Косяк срубила Лора на корню,

уздой схватив язык самостоятельный.

«Не соврала: контроля не хватает мне».

– Да не проблема. Справимся, сестрёнка.

К инцесту склонность тут, однако, всё же есть, –

он усмехнулся. От гирлянд свет приглушённый

их освещал: его и его месть.

– Ты извини, если я ляпнула не то.

– Не извиняйся. Чётко смысл схватил зато.

– Я тоже, про инцест. Дурна идея.

Таким, как ты, нет в блядках недостатка.

– Таким, как ты, порядком дать плетей бы,

чтобы себя не изводили без порядка.

– Сам знаешь, куда в случаях таких

послать охота идеологов дурных. –

И вырубилась. Вес не соразмерила

с количеством и градусом воспринятым.

Он, цокнув, перенёс не на постель её,

но на диван. Дистанцию держать мастак.

Всерьёз не брал последние слова,

но в первых – говорила суть сама.

По пояс волосы. Плетёным одеялом

спустились вниз, когда он снял парик.

Семнадцать лет. Не много и не мало.

В ней буйный дух, протест, ещё не сник.

Мы вспоминаем юношеский возраст,

как будто там нам жить было "так просто",

забыв про страсти, рвущие плотину,

ревущие, как буря над постройками,

грозя снести. Нет, кто-то бригантину

собою представлял уже, не спорю, но

есть прелесть некая в ошибках наших даже.
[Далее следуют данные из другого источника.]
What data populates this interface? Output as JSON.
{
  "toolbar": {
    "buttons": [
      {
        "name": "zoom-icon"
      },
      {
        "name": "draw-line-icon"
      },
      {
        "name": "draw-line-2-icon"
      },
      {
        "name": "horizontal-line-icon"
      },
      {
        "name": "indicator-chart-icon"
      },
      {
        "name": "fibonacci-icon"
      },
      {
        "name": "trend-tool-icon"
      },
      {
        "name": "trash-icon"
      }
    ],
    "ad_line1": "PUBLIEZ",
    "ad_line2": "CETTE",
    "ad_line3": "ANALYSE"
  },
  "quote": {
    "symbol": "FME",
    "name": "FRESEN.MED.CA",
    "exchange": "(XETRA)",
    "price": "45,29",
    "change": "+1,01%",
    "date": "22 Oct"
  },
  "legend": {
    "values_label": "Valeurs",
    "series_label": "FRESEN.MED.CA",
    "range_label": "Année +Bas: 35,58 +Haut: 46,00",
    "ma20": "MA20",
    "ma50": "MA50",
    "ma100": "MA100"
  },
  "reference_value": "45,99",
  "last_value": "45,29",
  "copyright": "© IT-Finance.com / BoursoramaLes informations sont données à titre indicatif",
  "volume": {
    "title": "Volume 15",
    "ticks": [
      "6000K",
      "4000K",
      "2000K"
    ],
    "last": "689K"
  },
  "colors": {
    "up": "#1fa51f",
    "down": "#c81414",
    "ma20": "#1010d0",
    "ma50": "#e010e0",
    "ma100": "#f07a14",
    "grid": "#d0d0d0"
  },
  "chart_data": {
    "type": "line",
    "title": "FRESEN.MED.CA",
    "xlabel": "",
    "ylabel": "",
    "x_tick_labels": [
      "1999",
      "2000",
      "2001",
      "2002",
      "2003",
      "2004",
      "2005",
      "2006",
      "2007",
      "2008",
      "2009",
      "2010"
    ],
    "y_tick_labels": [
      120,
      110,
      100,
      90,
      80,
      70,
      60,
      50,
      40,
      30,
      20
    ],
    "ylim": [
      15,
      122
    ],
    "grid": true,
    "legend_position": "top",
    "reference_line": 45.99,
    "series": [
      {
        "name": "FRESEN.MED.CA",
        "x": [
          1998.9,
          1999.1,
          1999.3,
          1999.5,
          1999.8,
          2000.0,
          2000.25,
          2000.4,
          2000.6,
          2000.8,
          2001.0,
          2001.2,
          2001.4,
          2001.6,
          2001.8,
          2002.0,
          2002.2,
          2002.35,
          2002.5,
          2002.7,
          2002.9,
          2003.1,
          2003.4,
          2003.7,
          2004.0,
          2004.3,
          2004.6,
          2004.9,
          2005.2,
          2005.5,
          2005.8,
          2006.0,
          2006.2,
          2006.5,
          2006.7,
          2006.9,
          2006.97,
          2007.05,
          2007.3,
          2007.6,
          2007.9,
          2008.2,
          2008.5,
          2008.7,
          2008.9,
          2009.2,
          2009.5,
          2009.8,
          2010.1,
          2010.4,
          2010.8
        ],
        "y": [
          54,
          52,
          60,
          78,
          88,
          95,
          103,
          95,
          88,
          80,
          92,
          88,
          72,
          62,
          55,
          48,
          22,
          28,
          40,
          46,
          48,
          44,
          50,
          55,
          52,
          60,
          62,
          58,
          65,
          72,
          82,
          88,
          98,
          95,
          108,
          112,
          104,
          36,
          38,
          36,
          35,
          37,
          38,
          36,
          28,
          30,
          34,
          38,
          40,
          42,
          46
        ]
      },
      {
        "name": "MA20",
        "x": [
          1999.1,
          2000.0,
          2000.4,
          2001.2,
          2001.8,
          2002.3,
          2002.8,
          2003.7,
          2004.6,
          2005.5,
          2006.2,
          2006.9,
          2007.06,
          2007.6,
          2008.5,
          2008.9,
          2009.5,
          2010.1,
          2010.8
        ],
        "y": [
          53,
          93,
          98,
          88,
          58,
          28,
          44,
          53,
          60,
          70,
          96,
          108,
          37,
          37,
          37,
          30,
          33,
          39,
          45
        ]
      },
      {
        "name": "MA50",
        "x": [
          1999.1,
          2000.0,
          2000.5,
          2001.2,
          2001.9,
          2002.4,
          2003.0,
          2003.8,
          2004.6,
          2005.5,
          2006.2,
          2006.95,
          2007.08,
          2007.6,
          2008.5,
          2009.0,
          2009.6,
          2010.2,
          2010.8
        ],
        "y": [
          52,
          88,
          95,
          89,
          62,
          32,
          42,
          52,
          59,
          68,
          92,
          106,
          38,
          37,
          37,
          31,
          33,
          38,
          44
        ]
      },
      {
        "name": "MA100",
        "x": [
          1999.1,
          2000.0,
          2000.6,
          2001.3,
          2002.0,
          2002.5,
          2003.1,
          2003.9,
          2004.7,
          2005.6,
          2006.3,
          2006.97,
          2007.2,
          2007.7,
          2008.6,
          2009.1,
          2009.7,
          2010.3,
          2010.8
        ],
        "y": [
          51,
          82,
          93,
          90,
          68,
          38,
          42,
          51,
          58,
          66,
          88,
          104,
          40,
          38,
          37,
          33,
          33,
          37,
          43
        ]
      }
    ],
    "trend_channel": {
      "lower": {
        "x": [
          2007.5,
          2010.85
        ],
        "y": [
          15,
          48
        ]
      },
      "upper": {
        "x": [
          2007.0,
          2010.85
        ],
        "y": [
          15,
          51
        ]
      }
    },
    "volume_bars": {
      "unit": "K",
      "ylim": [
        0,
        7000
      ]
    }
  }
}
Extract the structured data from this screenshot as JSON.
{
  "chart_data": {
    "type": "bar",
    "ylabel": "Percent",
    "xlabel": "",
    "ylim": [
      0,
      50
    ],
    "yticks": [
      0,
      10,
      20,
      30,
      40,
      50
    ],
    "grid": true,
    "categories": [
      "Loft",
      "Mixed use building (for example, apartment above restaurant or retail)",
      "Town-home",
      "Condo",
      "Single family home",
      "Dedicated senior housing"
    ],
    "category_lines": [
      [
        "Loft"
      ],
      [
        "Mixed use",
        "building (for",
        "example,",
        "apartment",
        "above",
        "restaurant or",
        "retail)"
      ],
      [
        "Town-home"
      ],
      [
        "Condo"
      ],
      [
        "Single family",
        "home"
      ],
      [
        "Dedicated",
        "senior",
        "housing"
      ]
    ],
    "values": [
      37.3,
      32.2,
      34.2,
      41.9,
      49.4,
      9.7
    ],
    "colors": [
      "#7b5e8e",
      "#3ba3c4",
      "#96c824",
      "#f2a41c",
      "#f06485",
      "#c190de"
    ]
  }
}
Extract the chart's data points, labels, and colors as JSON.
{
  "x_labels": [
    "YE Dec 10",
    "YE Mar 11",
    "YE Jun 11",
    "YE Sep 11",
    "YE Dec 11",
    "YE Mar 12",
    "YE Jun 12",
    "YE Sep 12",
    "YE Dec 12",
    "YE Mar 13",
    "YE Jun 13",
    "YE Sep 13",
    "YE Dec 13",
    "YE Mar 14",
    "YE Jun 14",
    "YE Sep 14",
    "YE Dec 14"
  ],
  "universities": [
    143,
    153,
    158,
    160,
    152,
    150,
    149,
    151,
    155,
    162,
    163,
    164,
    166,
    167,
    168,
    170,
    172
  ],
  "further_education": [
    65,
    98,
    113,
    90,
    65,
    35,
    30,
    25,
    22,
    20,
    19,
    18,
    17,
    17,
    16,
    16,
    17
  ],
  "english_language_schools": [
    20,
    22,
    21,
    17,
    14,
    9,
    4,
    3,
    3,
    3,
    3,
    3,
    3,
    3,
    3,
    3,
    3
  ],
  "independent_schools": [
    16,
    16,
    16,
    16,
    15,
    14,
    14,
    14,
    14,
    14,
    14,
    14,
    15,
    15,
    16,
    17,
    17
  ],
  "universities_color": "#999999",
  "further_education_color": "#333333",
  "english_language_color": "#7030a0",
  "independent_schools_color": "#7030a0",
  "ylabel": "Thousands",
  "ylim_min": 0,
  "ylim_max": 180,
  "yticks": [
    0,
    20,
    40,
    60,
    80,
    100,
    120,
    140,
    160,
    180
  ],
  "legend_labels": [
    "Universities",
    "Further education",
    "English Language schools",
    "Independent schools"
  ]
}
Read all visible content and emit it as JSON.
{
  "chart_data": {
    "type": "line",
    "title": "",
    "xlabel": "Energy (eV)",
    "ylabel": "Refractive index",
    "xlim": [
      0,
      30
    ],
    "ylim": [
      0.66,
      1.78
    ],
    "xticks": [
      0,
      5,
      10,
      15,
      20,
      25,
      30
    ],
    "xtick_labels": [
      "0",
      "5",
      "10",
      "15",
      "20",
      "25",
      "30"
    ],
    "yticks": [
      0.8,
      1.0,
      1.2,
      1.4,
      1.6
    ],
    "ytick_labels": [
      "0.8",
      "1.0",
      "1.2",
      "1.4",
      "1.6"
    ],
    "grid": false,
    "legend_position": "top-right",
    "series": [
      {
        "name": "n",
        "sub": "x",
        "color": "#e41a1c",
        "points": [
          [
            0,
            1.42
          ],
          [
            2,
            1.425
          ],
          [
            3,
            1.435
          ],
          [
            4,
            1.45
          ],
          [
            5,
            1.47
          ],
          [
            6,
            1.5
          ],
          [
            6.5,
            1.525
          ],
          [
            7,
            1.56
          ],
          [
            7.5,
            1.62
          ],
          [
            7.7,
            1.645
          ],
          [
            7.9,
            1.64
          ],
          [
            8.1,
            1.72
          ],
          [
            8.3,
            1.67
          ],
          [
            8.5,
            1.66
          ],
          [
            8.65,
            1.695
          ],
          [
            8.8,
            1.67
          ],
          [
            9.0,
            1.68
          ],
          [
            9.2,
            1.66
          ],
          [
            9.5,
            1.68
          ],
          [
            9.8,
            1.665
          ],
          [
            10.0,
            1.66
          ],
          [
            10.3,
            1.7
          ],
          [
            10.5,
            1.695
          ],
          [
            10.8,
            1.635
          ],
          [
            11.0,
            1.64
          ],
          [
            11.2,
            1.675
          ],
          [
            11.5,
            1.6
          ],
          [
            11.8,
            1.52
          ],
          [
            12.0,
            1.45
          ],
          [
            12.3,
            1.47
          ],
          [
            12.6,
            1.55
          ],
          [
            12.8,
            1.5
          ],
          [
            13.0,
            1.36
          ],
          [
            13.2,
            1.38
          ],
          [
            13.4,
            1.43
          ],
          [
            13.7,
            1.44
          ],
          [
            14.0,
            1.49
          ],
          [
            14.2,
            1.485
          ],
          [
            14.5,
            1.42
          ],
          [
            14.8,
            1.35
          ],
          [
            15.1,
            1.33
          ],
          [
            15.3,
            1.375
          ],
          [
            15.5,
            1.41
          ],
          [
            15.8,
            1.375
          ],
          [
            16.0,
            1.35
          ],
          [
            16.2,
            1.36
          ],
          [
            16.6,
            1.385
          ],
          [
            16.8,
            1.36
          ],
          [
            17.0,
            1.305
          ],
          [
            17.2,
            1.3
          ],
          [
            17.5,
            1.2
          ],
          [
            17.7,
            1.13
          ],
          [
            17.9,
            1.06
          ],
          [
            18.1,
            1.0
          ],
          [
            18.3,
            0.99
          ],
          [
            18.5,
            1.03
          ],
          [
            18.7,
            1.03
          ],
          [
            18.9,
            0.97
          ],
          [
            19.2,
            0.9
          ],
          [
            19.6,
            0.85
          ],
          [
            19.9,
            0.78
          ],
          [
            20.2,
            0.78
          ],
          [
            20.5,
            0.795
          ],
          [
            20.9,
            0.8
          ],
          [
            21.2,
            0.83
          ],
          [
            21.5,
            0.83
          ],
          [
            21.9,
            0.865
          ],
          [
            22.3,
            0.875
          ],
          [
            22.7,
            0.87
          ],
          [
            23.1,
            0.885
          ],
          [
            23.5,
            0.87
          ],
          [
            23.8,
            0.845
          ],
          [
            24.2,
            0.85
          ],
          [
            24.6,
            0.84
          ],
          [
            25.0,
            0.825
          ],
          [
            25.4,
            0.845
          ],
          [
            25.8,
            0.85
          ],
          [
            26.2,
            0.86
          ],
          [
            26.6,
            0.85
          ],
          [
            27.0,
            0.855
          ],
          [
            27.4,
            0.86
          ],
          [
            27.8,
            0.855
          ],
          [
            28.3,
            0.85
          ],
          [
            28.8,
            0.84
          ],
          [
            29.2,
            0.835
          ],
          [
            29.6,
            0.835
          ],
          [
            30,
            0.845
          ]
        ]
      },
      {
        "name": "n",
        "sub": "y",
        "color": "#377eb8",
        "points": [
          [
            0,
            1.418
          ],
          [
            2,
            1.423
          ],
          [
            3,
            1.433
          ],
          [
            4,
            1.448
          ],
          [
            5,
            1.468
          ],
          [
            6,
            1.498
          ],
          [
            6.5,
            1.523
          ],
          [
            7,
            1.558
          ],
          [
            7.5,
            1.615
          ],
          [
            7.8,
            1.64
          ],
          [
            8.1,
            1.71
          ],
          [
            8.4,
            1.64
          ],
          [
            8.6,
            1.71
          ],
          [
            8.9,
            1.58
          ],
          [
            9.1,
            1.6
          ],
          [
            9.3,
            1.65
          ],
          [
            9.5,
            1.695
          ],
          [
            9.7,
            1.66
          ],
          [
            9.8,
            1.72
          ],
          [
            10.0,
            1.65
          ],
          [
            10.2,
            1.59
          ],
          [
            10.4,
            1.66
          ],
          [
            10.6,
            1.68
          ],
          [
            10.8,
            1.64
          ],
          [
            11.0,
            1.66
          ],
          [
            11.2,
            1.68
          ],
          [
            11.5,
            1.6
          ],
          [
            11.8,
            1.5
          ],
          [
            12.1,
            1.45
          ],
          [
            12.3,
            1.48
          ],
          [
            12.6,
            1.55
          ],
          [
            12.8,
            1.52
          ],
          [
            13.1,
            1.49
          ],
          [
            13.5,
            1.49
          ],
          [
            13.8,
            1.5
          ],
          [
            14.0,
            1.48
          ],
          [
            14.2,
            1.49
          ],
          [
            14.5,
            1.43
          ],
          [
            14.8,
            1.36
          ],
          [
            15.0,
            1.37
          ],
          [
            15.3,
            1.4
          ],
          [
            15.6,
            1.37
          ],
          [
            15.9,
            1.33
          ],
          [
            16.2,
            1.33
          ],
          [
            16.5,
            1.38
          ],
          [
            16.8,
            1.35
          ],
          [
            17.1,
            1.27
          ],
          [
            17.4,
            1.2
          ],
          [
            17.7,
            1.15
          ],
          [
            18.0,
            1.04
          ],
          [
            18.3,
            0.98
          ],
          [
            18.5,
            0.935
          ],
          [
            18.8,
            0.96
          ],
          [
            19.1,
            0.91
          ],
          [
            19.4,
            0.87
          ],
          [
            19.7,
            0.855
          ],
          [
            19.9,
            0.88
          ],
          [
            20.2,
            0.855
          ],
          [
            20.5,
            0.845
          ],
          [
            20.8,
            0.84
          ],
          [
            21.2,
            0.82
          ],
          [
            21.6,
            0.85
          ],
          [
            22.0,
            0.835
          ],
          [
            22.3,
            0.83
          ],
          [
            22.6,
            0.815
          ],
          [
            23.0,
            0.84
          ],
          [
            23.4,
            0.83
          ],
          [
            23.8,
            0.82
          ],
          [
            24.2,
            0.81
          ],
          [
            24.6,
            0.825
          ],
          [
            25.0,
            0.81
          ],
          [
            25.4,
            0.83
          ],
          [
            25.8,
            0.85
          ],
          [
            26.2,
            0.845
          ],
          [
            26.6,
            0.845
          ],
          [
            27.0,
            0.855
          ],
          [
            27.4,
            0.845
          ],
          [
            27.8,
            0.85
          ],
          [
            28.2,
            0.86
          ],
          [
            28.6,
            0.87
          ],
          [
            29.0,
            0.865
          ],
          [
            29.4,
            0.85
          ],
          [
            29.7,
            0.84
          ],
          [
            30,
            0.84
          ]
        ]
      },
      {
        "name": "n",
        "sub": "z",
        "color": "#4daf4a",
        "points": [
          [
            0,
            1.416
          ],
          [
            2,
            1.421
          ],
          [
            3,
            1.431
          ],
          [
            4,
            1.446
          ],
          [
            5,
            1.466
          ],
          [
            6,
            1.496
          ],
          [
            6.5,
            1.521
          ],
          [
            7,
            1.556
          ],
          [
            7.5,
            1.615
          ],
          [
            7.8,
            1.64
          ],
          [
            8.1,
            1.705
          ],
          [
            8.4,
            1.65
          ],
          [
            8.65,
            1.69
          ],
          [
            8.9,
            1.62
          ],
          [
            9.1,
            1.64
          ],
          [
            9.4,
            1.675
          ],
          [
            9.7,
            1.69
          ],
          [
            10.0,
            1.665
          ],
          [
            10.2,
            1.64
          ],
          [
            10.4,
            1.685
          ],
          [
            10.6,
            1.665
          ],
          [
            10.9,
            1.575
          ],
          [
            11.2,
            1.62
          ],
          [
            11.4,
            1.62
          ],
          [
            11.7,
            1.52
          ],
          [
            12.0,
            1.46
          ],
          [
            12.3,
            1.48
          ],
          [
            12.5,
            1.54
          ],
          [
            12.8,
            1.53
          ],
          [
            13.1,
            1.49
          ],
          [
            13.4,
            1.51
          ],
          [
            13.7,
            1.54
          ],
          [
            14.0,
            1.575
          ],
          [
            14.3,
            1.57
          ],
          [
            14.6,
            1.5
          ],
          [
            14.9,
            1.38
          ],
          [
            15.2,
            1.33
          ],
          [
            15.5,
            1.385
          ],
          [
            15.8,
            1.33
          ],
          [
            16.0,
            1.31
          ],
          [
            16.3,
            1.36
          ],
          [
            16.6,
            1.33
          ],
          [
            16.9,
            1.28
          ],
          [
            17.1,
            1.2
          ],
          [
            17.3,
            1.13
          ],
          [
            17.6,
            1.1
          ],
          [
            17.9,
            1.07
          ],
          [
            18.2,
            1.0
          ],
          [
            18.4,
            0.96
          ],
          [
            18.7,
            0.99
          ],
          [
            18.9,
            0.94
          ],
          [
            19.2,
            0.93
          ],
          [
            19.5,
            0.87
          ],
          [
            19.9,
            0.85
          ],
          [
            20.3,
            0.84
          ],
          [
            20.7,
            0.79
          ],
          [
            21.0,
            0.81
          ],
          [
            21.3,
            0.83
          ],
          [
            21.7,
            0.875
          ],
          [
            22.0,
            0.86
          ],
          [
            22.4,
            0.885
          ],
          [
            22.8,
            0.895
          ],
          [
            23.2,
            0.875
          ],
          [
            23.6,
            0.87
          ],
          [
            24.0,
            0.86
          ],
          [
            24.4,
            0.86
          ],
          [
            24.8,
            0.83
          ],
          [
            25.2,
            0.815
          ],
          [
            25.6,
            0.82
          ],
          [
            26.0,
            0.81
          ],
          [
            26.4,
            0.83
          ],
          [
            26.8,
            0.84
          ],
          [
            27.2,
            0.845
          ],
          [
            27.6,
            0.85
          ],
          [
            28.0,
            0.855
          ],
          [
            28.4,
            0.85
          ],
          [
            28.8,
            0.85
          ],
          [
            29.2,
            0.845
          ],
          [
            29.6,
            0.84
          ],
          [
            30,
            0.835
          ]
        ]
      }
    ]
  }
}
Чем горше слёзы, тем и радость краше.

Когда вокруг враги, а ты не знаешь,

их сколько, что кто сделал, кто что ныне

замыслил, и сто лет ещё до Нантского

эдикта… то для дам с балами казны нет:

исчерпана боями и потерями.

Но Лора, та как будто воплощала мир,

когда спала. Смотрел он, допивая.

Разгладилось лицо от нервной мимики.

Закрывшись, стали одинаковы глаза (и

смеяться не смогли бы даже киники

над сценой этой). Сам не знал Ян, почему

девчонка левая нужна теперь ему.

Инесса дома, в одеяло завернувшись,

впервые оказалась без сестры.

Не тела, но самой её отсутствие

испытывала – трещиной горы.

И тихо плакала… чему же? Не началу ль?

Вперёд не знала, но зато всё ощущала.

В соседнем городе была, побольше, Вита.

С театра вышла с ухажёром. «Муж на час»

её позвал в гостиницу. Сердито

она от предложенья отреклась.

Не потому, что он не нравился совсем ей.

Не подходило к акту настроенье.

Диана, возлежа в Грибных объятиях,

про сына думала. Важнее сын, чем муж,

для женщины хтонической. Познать её

лучше того, кто ею был (и в ней, к тому ж)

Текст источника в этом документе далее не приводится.